29 abril, 2009

Stephen Shore (USA, 1947)



"What I guess goes through my mind when I’m taking a picture is I’m thinking wordlessly about how all these elements relate to each other and I’m thinking again wordlessly about finding a balance that I look for a point that seems central to the picture and when I find that point that tells me where to stand and where exactly to aim the camera.
… A work can hold a lot of different things at once, explore the medium, explore perception and explore other psychological levels. I think all these levels operate through work at the same time so I don’t feel like I need to limit what I’m doing, that I can hold all these things."

Stephen Shore

Stephen Shore was born on October 8, 1947 in New York City. He began photographing at age eight, and at fourteen sold three prints to Edward Steichen (then director of the Metropolitan Museum of Art in New York).
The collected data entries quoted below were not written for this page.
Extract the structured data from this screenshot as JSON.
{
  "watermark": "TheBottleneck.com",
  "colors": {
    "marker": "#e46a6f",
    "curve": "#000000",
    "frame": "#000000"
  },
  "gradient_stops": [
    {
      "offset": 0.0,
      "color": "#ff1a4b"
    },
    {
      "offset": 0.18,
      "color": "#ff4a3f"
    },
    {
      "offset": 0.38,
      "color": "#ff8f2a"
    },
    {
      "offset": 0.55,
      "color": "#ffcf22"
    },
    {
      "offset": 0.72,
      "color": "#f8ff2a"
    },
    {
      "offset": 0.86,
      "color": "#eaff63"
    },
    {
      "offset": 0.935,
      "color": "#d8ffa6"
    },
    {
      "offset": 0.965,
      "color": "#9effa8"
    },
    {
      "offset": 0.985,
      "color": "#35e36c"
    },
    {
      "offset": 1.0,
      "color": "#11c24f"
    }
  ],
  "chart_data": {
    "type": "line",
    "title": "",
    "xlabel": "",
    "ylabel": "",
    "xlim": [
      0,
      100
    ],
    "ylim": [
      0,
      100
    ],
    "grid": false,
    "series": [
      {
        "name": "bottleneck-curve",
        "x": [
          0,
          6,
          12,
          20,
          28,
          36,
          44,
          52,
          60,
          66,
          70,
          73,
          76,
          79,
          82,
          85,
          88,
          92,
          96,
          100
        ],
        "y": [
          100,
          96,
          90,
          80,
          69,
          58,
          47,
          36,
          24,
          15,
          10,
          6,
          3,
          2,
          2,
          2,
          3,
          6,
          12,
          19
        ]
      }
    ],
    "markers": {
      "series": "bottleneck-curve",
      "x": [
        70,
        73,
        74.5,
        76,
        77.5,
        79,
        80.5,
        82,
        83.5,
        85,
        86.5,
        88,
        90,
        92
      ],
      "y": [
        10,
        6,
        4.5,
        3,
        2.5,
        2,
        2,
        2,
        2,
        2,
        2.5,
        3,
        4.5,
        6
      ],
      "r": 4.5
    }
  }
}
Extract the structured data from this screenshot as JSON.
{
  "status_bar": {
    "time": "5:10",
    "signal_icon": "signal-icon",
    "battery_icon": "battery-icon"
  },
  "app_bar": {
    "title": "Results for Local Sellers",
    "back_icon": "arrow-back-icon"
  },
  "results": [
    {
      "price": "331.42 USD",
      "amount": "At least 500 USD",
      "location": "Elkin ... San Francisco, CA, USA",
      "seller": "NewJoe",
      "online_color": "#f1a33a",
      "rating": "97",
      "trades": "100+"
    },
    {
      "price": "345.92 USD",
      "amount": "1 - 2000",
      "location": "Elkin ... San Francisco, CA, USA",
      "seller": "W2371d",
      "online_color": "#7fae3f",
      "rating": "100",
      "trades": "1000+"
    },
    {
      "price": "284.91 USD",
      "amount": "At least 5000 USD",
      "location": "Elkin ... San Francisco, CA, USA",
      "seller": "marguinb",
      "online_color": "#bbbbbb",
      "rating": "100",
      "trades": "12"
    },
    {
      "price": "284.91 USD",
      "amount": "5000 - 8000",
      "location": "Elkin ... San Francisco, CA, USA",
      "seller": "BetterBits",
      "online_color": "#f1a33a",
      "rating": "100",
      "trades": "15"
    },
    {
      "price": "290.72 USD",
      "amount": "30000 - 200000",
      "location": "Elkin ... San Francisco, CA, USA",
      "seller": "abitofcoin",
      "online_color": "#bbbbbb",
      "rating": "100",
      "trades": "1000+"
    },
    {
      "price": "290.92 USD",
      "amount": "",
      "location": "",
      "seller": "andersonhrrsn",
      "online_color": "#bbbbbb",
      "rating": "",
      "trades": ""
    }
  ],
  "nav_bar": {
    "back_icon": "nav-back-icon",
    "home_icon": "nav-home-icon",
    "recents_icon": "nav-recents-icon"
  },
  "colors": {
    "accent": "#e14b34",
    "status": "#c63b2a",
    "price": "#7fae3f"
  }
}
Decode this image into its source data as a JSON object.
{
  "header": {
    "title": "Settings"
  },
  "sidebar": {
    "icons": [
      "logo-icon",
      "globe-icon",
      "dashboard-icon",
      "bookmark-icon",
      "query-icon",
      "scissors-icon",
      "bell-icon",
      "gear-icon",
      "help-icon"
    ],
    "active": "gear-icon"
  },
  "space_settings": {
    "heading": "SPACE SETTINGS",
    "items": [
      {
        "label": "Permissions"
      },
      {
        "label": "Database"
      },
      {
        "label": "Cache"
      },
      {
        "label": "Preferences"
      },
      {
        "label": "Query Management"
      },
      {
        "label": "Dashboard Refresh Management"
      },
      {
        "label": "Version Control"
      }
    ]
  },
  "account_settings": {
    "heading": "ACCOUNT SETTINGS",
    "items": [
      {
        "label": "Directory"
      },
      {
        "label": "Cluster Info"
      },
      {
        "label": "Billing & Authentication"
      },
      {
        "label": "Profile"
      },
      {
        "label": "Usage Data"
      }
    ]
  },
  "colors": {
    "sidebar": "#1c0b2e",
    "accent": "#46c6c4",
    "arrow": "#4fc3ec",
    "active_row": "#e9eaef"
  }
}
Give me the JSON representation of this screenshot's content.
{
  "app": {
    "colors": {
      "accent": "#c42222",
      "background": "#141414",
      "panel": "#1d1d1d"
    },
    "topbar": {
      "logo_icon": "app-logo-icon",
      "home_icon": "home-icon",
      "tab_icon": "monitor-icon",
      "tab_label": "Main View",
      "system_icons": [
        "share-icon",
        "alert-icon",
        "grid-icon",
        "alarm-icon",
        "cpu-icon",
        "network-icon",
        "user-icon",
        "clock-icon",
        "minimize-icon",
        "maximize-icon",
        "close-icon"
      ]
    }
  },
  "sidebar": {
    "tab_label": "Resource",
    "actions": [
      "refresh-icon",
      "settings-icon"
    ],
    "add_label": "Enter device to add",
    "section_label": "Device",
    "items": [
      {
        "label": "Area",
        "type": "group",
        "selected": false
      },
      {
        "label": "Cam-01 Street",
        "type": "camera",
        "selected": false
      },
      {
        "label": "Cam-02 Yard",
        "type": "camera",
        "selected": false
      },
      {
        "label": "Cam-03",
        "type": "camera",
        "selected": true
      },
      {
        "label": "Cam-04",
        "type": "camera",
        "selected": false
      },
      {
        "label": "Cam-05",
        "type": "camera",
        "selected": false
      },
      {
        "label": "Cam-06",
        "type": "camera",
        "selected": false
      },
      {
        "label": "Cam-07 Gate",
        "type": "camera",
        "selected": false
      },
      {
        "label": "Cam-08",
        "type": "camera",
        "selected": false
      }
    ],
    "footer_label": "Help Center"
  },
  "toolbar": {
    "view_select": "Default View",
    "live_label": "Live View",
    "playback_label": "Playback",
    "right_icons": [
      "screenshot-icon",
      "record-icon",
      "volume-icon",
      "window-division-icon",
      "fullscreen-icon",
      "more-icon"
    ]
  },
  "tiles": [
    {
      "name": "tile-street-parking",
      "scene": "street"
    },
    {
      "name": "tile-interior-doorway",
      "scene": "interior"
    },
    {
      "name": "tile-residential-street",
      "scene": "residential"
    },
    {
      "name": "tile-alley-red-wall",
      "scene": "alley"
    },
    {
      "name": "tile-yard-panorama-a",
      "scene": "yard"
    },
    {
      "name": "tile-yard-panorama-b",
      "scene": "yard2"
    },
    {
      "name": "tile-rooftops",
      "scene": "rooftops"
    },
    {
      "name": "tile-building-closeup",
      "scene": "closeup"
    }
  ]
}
Shore left a Manhattan prep school during twelfth grade, and spent 1965 through 1969 documenting Andy Warhol’s factory. In 1971 the Metropolitan Museum of Art exhibited Shore’s work in the institution’s first-ever single artist show by a living photographer. In 1976 the Museum of Modern Art in New York exhibited his color work. Shore is the recipient of a John Simon Guggenheim Memorial Fellowship (1975) and two National Endowment for the Arts Fellowships (1974 and 1979). The George Eastman House mounted his first retrospective, Stephen Shore: Photographs 1973-1993, in 1996. His work is included in such collections as the Metropolitan Museum of Art, New York; Museum of Modern Art, New York; Museum of Fine Art, Houston; Seattle Art Museum, Washington; and Yale University, New Haven, Connecticut. Shore resumed photographing in black-and-white in 1991, and more recently has begun shooting with a digital camera and printing small iphoto books.